SANCHEZ, ORANGE WINE 011

This was to go with a mushroom parcel, a filling wrapped in a soft dough, and steamed inside a banana leaf. It was delicious, soft, intensely mushroomy if that is even a word.

SANCHEZ, MUSHROOM PARCEL 016

It was accompanied by a salsa of chili and gooseberry, and a small bowl of thick cream, both of which were to be spread across the parcel. It was fabulous and I could have happily eaten several servings of it, although I was starting to fill up somewhat!

SANCHEZ, CREAM, GOOSEBERRY SALSA 015

I had one more dish left and I was really looking forward to it. I had no idea what it was going to be, but I’d been watching the kitchen in action, and between the good humoured exchanges going on between the three women working in there, and the waiters’ teasing of each other, some very good looking dishes had been leaving the kitchen.

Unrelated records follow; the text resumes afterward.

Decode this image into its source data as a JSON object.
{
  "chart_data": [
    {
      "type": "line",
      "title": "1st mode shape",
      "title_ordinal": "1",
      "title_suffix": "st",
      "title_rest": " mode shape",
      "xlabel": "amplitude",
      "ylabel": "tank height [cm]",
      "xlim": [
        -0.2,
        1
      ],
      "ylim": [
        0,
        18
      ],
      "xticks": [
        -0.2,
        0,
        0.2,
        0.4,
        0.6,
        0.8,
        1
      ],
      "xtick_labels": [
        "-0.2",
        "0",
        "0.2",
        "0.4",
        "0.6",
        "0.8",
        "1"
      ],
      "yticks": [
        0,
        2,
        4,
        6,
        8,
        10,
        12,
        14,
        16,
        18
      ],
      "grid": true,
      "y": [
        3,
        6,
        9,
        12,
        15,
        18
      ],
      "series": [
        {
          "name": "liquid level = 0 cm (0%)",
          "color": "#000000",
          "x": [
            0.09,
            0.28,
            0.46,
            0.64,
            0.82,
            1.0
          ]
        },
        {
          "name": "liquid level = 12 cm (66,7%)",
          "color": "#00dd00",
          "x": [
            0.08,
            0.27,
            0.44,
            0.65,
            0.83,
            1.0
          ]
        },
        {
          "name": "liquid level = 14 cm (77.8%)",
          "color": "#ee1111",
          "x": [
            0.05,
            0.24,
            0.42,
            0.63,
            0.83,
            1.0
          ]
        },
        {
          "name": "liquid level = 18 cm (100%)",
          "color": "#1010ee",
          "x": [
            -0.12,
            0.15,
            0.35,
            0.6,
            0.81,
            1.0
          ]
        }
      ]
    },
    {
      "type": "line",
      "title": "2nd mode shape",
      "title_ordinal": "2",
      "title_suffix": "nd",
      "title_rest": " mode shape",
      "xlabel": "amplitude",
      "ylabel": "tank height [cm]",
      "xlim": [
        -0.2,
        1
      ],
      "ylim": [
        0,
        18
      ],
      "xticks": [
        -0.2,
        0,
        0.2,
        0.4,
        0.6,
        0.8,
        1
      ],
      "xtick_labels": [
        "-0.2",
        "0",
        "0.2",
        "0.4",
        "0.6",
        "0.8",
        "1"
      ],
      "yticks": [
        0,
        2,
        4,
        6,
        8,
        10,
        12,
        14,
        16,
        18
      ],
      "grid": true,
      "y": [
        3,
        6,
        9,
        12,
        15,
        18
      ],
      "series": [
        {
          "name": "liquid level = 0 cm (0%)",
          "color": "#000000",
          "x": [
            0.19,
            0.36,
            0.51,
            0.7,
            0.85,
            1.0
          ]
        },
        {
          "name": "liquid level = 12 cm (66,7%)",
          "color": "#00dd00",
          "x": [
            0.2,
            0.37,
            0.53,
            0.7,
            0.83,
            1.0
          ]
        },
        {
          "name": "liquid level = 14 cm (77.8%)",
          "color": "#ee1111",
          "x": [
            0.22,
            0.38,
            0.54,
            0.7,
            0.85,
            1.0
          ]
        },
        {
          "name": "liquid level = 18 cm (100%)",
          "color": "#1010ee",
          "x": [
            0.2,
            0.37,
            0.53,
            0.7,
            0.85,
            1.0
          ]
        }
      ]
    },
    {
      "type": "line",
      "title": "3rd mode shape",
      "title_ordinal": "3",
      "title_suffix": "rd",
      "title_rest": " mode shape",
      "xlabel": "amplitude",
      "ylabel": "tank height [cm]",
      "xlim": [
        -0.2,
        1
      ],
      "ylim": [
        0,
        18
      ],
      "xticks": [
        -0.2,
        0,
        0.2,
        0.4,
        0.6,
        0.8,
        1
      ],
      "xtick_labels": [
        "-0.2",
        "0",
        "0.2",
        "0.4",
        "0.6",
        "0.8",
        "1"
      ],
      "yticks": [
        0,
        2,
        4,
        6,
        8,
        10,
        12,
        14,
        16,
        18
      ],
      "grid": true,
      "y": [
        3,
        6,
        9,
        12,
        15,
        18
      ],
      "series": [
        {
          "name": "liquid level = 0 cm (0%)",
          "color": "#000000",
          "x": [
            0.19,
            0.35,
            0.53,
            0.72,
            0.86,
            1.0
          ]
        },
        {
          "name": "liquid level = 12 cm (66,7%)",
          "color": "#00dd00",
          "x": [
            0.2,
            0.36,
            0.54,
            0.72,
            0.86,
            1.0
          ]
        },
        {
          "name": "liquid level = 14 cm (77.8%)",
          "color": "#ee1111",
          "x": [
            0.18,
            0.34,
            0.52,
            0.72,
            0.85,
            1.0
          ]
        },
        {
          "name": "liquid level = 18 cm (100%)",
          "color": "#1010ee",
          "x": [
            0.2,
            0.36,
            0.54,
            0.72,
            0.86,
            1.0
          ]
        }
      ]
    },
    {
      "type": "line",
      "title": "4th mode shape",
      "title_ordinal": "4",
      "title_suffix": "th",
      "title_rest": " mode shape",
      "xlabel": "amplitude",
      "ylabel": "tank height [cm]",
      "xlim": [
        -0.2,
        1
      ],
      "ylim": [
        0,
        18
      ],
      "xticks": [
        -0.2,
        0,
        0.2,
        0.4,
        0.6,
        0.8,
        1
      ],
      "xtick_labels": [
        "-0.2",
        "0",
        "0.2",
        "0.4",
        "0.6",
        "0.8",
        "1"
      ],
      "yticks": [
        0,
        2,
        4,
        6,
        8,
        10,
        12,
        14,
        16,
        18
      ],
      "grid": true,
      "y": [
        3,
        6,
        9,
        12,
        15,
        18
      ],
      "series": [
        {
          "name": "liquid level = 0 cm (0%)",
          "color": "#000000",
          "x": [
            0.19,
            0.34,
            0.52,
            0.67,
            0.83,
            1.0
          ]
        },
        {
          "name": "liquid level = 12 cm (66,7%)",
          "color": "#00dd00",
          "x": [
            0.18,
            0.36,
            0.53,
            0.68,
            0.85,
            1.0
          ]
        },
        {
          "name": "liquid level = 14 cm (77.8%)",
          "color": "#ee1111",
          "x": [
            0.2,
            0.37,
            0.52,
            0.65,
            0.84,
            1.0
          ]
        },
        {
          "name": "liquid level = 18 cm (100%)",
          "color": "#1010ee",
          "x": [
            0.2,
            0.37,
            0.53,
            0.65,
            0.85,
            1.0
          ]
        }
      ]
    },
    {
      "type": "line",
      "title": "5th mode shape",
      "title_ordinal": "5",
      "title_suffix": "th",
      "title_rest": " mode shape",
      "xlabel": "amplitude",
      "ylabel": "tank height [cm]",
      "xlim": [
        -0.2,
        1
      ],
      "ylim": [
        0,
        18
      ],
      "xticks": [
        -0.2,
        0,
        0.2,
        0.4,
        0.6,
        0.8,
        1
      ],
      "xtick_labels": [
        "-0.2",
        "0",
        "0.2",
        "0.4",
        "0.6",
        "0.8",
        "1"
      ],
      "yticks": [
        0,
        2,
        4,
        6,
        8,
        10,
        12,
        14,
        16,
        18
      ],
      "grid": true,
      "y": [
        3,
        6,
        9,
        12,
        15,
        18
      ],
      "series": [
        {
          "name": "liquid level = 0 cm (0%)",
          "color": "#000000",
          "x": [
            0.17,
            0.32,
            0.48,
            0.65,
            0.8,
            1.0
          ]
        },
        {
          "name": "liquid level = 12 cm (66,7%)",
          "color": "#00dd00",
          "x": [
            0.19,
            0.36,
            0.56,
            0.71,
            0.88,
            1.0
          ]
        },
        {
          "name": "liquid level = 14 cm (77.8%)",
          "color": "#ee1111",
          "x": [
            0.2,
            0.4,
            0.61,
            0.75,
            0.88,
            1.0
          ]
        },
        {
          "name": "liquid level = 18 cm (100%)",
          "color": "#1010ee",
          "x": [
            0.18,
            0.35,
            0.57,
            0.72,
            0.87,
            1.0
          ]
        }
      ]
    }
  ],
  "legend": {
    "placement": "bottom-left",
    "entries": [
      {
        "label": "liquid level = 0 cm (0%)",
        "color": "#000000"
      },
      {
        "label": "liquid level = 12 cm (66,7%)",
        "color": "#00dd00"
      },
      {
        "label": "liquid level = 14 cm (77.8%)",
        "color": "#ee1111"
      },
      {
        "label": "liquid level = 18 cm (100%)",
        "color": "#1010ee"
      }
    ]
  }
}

First however I needed another glass of wine, this time a red, a nebbiolo from Mexico. It was tannic, had obviously spent time in oak, and was fruity and big.

SANCHEZ, NEBBIOLO 019

The dish to go with it was another hand held taco, but the taco shell was a flattened disk of dark green cabbage leaf, all crinkly and briefly fried on the griddle, topped with steak chopped small and seasoned beautifully, cooked till it was crisp on the outside and mixed in with softly cooked onions. It was messy to eat, and I ended up having to use my fingers to catch the last bits of meat and onion.

SANCHEZ, STEAK 'TACO' 018

And that was the tasting menu done. Did I want a dessert, they asked. I wasn’t sure I needed one, but I had seen the desserts being prepped and sent out, and one in particular had caught my eye. A churro was dipped in sugar, topped with a disk of parfait, and then had cream placed in top. It looked simple, but intriguing. It was just a gloriously comforting thing, with a crunchy crust to the churro but a soft fluffy inside, and a mezcal hit from the parfait.

SANCHEZ, CHURRO, FROZEN MESCAL PARFAIT, BITTER CREAM 020

It also went well with a second glass of the orange wine.

I left happy, feeling I’d been well looked after and well fed, and I’ll certainly be going back if I can, because for one thing there’s a lamb barbacoa dish I think I really have to try.